Clayton’s basketball career ended in 1949, just as the pro game was beginning to integrate. But by then he was, improbably, embarking on yet another career. He had boxed some as well in between his other sporting endeavors, and while he was too old by ’49 to start fighting for a living, he was still more than athletic enough to be the third man in the ring.

He wound up refereeing more than 200 fights, including Ali-Foreman. Confusion about when the count actually began after Ali knocked Foreman down at the eighth round led to controversy afterward, as many believed Clayton miscounted and called Foreman out when Foreman was actually on his feet by the count of eight.

But many people believed that because they were watching the closed-circuit feed broadcast around the world, and the play-by-play man calling the fight, Bob Sheridan, was only on eight when Foreman got to his feet. But Sheridan cleared up much of the confusion in 2014, telling USA Today that he “blew the call” and didn’t know what the count actually was when he started counting on air.

Clayton was, in this business, also a pioneer. He was the first African-American to officiate a heavyweight championship fight, between Jersey Joe Walcott and Ezzard Charles, in 1952. He hired the first female judge to score a fight, Carol Polis, in his role as chair of the Pennsylvania Boxing Commission in 1972. And he taught dozens of young referees how to hone their craft.

“Zack taught me how to be smooth in the ring,” said Steve Smoger, who went on to become one of boxing’s best referees, in the book Third Man in the Ring. “He taught me some rhythm and how to move around.”

Clayton also worked for the city of Philadelphia as a fireman for 30 years, during which time he also was named to run the city’s gang control unit for its infamous mayor, Frank Rizzo. “I was talking with one of my uncles,” Myers said. “We were kidding — ‘what does Uncle Zack know about gangs? We’re from Mount Airy.’ ”

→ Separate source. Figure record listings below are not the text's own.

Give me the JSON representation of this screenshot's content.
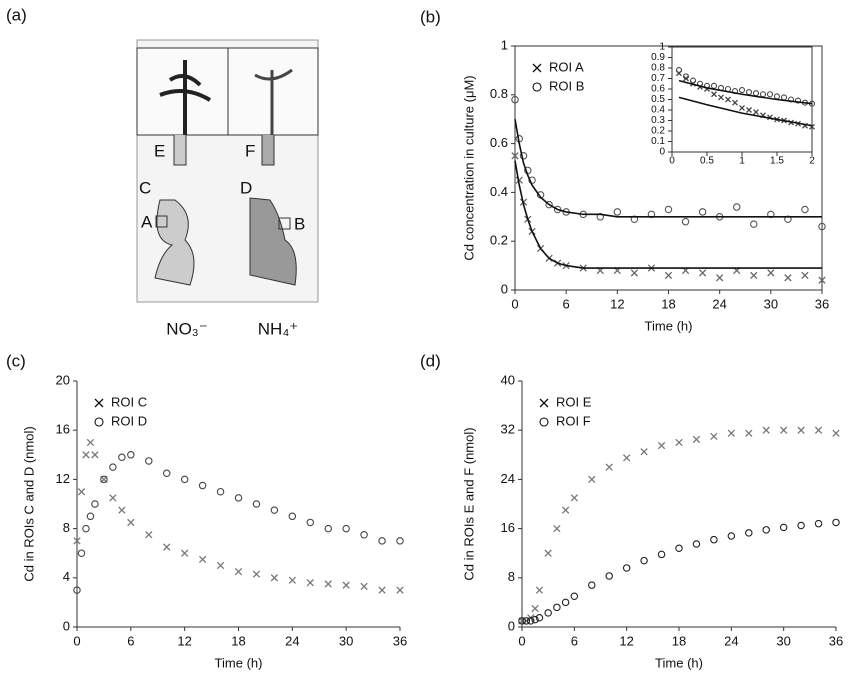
{
  "image_panel": {
    "panel_label": "(a)",
    "labels": [
      "E",
      "F",
      "C",
      "D",
      "A",
      "B"
    ],
    "left_caption": "NO₃⁻",
    "right_caption": "NH₄⁺"
  },
  "chart_data": [
    {
      "type": "scatter",
      "panel_label": "(b)",
      "x_label": "Time (h)",
      "y_label": "Cd concentration in culture (μM)",
      "x": [
        0,
        0.5,
        1,
        1.5,
        2,
        3,
        4,
        5,
        6,
        8,
        10,
        12,
        14,
        16,
        18,
        20,
        22,
        24,
        26,
        28,
        30,
        32,
        34,
        36
      ],
      "series": [
        {
          "name": "ROI A",
          "marker": "x",
          "color": "#666666",
          "values": [
            0.55,
            0.45,
            0.36,
            0.29,
            0.24,
            0.17,
            0.13,
            0.11,
            0.1,
            0.09,
            0.08,
            0.08,
            0.07,
            0.09,
            0.06,
            0.08,
            0.07,
            0.05,
            0.08,
            0.06,
            0.07,
            0.05,
            0.06,
            0.04
          ],
          "fit": [
            0.53,
            0.43,
            0.35,
            0.29,
            0.24,
            0.17,
            0.13,
            0.11,
            0.1,
            0.09,
            0.09,
            0.09,
            0.09,
            0.09,
            0.09,
            0.09,
            0.09,
            0.09,
            0.09,
            0.09,
            0.09,
            0.09,
            0.09,
            0.09
          ]
        },
        {
          "name": "ROI B",
          "marker": "o",
          "color": "#555555",
          "values": [
            0.78,
            0.62,
            0.55,
            0.49,
            0.45,
            0.39,
            0.35,
            0.33,
            0.32,
            0.31,
            0.3,
            0.32,
            0.29,
            0.31,
            0.33,
            0.28,
            0.32,
            0.3,
            0.34,
            0.27,
            0.31,
            0.29,
            0.33,
            0.26
          ],
          "fit": [
            0.7,
            0.6,
            0.52,
            0.47,
            0.43,
            0.38,
            0.35,
            0.33,
            0.32,
            0.31,
            0.31,
            0.3,
            0.3,
            0.3,
            0.3,
            0.3,
            0.3,
            0.3,
            0.3,
            0.3,
            0.3,
            0.3,
            0.3,
            0.3
          ]
        }
      ],
      "xlim": [
        0,
        36
      ],
      "xticks": [
        0,
        6,
        12,
        18,
        24,
        30,
        36
      ],
      "ylim": [
        0,
        1
      ],
      "yticks": [
        0,
        0.2,
        0.4,
        0.6,
        0.8,
        1
      ],
      "legend": "upper left"
    },
    {
      "type": "scatter",
      "x": [
        0.1,
        0.2,
        0.3,
        0.4,
        0.5,
        0.6,
        0.7,
        0.8,
        0.9,
        1,
        1.1,
        1.2,
        1.3,
        1.4,
        1.5,
        1.6,
        1.7,
        1.8,
        1.9,
        2
      ],
      "fit_x": [
        0.1,
        0.5,
        1,
        1.5,
        2
      ],
      "series": [
        {
          "marker": "x",
          "color": "#444444",
          "values": [
            0.75,
            0.7,
            0.65,
            0.62,
            0.6,
            0.55,
            0.52,
            0.5,
            0.47,
            0.42,
            0.4,
            0.38,
            0.35,
            0.33,
            0.31,
            0.3,
            0.28,
            0.27,
            0.25,
            0.24
          ],
          "fit": [
            0.52,
            0.45,
            0.37,
            0.31,
            0.25
          ]
        },
        {
          "marker": "o",
          "color": "#444444",
          "values": [
            0.78,
            0.72,
            0.68,
            0.65,
            0.63,
            0.63,
            0.61,
            0.6,
            0.58,
            0.59,
            0.57,
            0.56,
            0.55,
            0.55,
            0.53,
            0.52,
            0.5,
            0.49,
            0.47,
            0.46
          ],
          "fit": [
            0.68,
            0.61,
            0.55,
            0.5,
            0.46
          ]
        }
      ],
      "xlim": [
        0,
        2
      ],
      "xticks": [
        0,
        0.5,
        1,
        1.5,
        2
      ],
      "ylim": [
        0,
        1
      ],
      "yticks": [
        0,
        0.1,
        0.2,
        0.3,
        0.4,
        0.5,
        0.6,
        0.7,
        0.8,
        0.9,
        1
      ]
    },
    {
      "type": "scatter",
      "panel_label": "(c)",
      "x_label": "Time (h)",
      "y_label": "Cd in ROIs C and D (nmol)",
      "x": [
        0,
        0.5,
        1,
        1.5,
        2,
        3,
        4,
        5,
        6,
        8,
        10,
        12,
        14,
        16,
        18,
        20,
        22,
        24,
        26,
        28,
        30,
        32,
        34,
        36
      ],
      "series": [
        {
          "name": "ROI C",
          "marker": "x",
          "color": "#777777",
          "values": [
            7,
            11,
            14,
            15,
            14,
            12,
            10.5,
            9.5,
            8.5,
            7.5,
            6.5,
            6,
            5.5,
            5,
            4.5,
            4.3,
            4,
            3.8,
            3.6,
            3.5,
            3.4,
            3.3,
            3,
            3
          ]
        },
        {
          "name": "ROI D",
          "marker": "o",
          "color": "#444444",
          "values": [
            3,
            6,
            8,
            9,
            10,
            12,
            13,
            13.8,
            14,
            13.5,
            12.5,
            12,
            11.5,
            11,
            10.5,
            10,
            9.5,
            9,
            8.5,
            8,
            8,
            7.5,
            7,
            7
          ]
        }
      ],
      "xlim": [
        0,
        36
      ],
      "xticks": [
        0,
        6,
        12,
        18,
        24,
        30,
        36
      ],
      "ylim": [
        0,
        20
      ],
      "yticks": [
        0,
        4,
        8,
        12,
        16,
        20
      ],
      "legend": "upper left"
    },
    {
      "type": "scatter",
      "panel_label": "(d)",
      "x_label": "Time (h)",
      "y_label": "Cd in ROIs E and F (nmol)",
      "x": [
        0,
        0.5,
        1,
        1.5,
        2,
        3,
        4,
        5,
        6,
        8,
        10,
        12,
        14,
        16,
        18,
        20,
        22,
        24,
        26,
        28,
        30,
        32,
        34,
        36
      ],
      "series": [
        {
          "name": "ROI E",
          "marker": "x",
          "color": "#777777",
          "values": [
            1,
            1,
            1.5,
            3,
            6,
            12,
            16,
            19,
            21,
            24,
            26,
            27.5,
            28.5,
            29.5,
            30,
            30.5,
            31,
            31.5,
            31.5,
            32,
            32,
            32,
            32,
            31.5
          ]
        },
        {
          "name": "ROI F",
          "marker": "o",
          "color": "#222222",
          "values": [
            1,
            1,
            1,
            1.2,
            1.5,
            2.3,
            3.2,
            4,
            5,
            6.8,
            8.3,
            9.6,
            10.8,
            11.8,
            12.8,
            13.5,
            14.2,
            14.8,
            15.3,
            15.8,
            16.2,
            16.5,
            16.8,
            17
          ]
        }
      ],
      "xlim": [
        0,
        36
      ],
      "xticks": [
        0,
        6,
        12,
        18,
        24,
        30,
        36
      ],
      "ylim": [
        0,
        40
      ],
      "yticks": [
        0,
        8,
        16,
        24,
        32,
        40
      ],
      "legend": "upper left"
    }
  ]
}
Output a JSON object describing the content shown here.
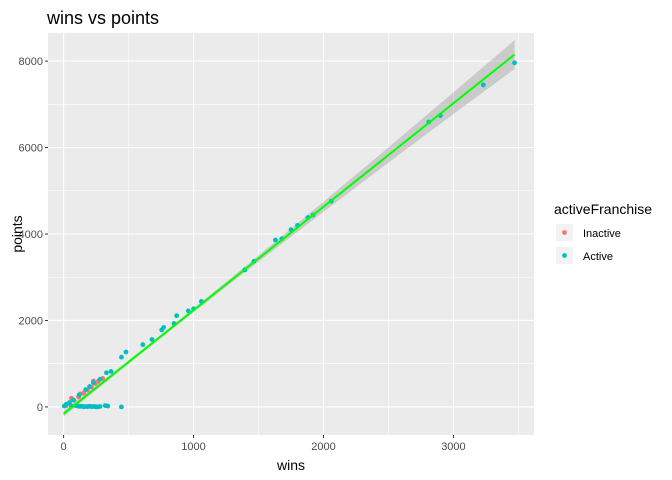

But it was just one part of a remarkable life, one that took weeks to sort out after Clayton died in 1997. The boxes at his house were everywhere. Yet there was a surprise for Myers everywhere she turned.

“I feel this is one of these moments where I’ve learned so much about the different sides, learned more about his lives that I didn’t know much about,” Myers said. “I read letters, correspondence with him and Pop Gates. I read correspondence from Satchel (Paige) that he sent to Uncle Zack. Letters that were from owners, addressing him as Mr. Clayton — and I’m like, these were white men, at this time, they’re saying Mr. Clayton – ‘may you get us some colored players?’ And not being offended because that was the language of the time. It was like, wow, people are coming to him and saying we trust that you can get some good players.”

Clayton is the latest member of the Black Fives era to make the Hall, a feat made easier by the direct election process with the Early African American Pioneers Committee, and with the help of Johnson’s tireless efforts in pushing for players like Clayton, whose exploits were often not recorded statistically, as well as players, coaches and contributors like Cumberland Posey, Isaacs and Edwin B. Henderson. He speaks for an era long gone by.

“They’re a dying group,” Myers said of the Black Fives era. “Being able to preserve that oral tradition that we have in our culture, especially. And even the current players, looking at it from a different perspective, it’s like, give back.”